Period of Simple Harmonic Oscillations
To measure the period of oscillations of a spring and determine its stiffness.
To learn how to measure the period of an oscillating spring.
To learn how to improve the accuracy of experimental results by avoiding measuring small quantities, and by measuring repetitively the same quantities.
To learn how to use spreadsheets for inputting formulae and performing calculations.

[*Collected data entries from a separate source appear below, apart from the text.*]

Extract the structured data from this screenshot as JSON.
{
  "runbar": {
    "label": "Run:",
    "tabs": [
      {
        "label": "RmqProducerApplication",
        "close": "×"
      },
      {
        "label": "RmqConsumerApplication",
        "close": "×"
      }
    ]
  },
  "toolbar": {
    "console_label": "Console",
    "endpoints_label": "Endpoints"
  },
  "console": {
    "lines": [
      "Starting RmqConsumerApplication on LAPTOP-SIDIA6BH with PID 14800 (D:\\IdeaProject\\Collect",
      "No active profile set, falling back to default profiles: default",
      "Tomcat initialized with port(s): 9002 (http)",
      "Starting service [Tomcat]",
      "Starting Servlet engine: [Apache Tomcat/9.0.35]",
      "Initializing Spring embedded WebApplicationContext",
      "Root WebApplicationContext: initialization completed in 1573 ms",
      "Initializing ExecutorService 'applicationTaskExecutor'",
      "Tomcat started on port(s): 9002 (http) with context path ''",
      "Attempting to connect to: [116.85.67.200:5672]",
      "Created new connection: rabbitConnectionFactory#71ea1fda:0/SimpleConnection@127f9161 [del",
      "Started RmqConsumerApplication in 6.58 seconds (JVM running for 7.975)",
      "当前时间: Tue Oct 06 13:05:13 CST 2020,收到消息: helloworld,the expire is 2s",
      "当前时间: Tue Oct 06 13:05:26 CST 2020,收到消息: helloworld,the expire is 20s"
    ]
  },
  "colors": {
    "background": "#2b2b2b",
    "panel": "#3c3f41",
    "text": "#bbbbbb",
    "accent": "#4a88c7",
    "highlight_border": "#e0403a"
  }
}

- Springs, a hook, and weights
- Mass Scales
When a block with mass M hangs on a spring with stiffness k, it will oscillate with a period T given by the following formula:
T = 2 π √ (M) ⁄ (k) (Eq. 1)
Using a clamp, set a spring to hang vertically from the rod. Place 150 g to a 50-g hook and hang everything on the spring. The total mass now will be 200 g, or 0.20 kg
The period of oscillations is very close to 1 second and it is difficult to measure it with great accuracy. So, measure the time for 20 oscillations, t, and calculate the period T:
T = t / 20 (Eq. 2)
Since the spring has its own mass, as well, that will affect the period. In order to account for that effect, you need to measure the mass of the spring and add one third of it to the total mass. Thus the effective mass for the Eq. 1 will be:
Meff = M + (1/3) Mspring (Eq. 3)
Determine the spring stiffness k.
Does the value for the spring stiffness agree with the value you determined in the previous lab Springs I?